I’m not saying I’m better than anyone because I do have my own travel-related fears. (Note: fear of visiting a dangerous place, similar to a war zone is not what I’m going to discuss. Politics/war is a topic that I genuinely don’t feel qualified to discuss.)
Let me be transparent for you: The idea of visiting a majority of African countries gives me a general feeling of uneasiness. Some countries scare me a little more than others. The Amazonian jungle is another destination that though I’d LOVE to experience, and I love reading about the interesting creatures….there are still many more creatures in the Amazon that downright scare me. Nonetheless, if an opportunity presents itself to volunteer in an African country, or to go with a group to tour the Amazon and cities nearby, you better believe I’m going make a hard effort to put my big girl panties on, and research these destinations. The bugs and creatures in Australia that I’ve seen in videos floating around Facebook downright give me the heebie jeebies, and I’m 100% positive I’d cry if I saw a spider the size of a cat. Is that going to stop me from wanting (and eventually going) to visit Australia and see that beautiful country? NO. Though I wouldn’t want to meet a cat-sized spider face to face, the general idea makes my nerdy self think, “How COOL is it that we live on a planet with so many diverse and interesting creatures?”

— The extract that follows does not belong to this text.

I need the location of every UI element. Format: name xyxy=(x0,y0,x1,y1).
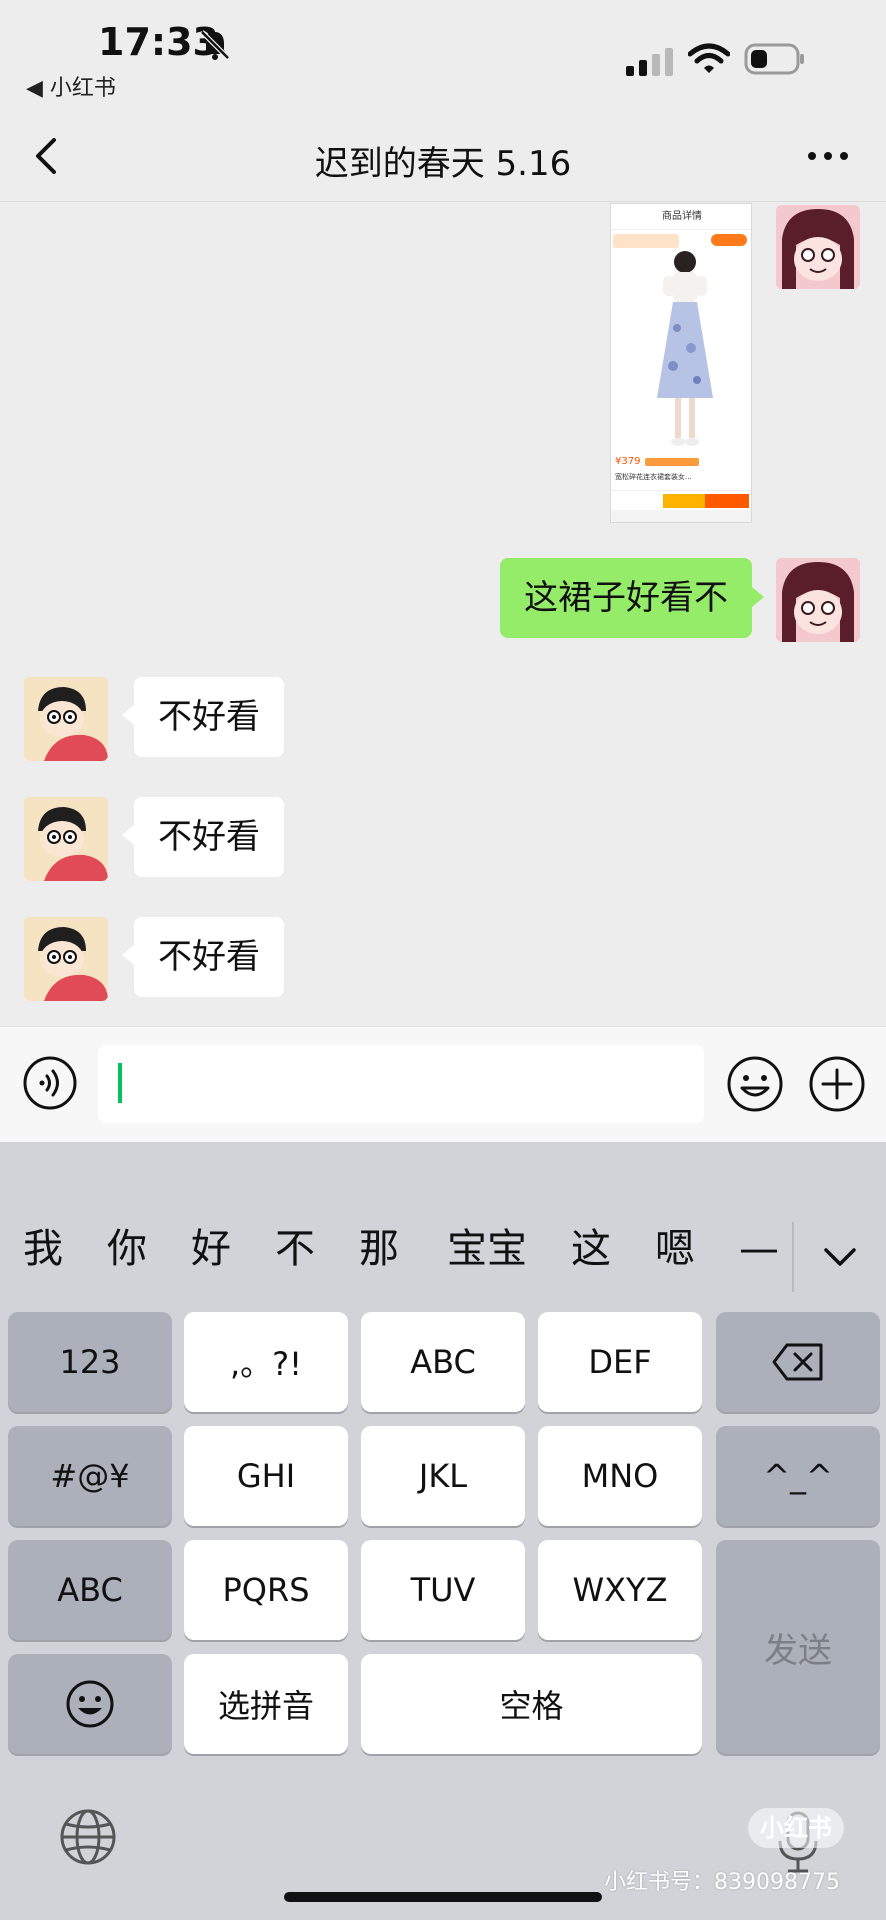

I have an absolute fear of going to new places by myself. I’m easily lost, and when I’m lost, I get frustrated and I panic. I don’t do well under pressure and I’m the WORST problem-solver in a situation like that. Nevertheless, I absolutely adore the idea of solo-travel, and it’s a MUST on my list. I think there is so much I can learn by visiting a place by myself. I may not be ready for it at the age of 23, and I may not do my first “solo-travel” experience outside of the country, but I’ll be damned if I let this fear keep me from such an awesome experience. I believe the more you get comfortable with something that pushes the boundary of your fears, the less scary a situation will be.
Does travel conquer fear? In a sense, I suppose it does. What I believe truly defeats our fears…. Knowledge. Travel does have its hand in the process, as traveling provides us opportunities to conquer our fears and enhance our problem solving skills.
How do you choose to conquer your fears? Does traveling help you in any way?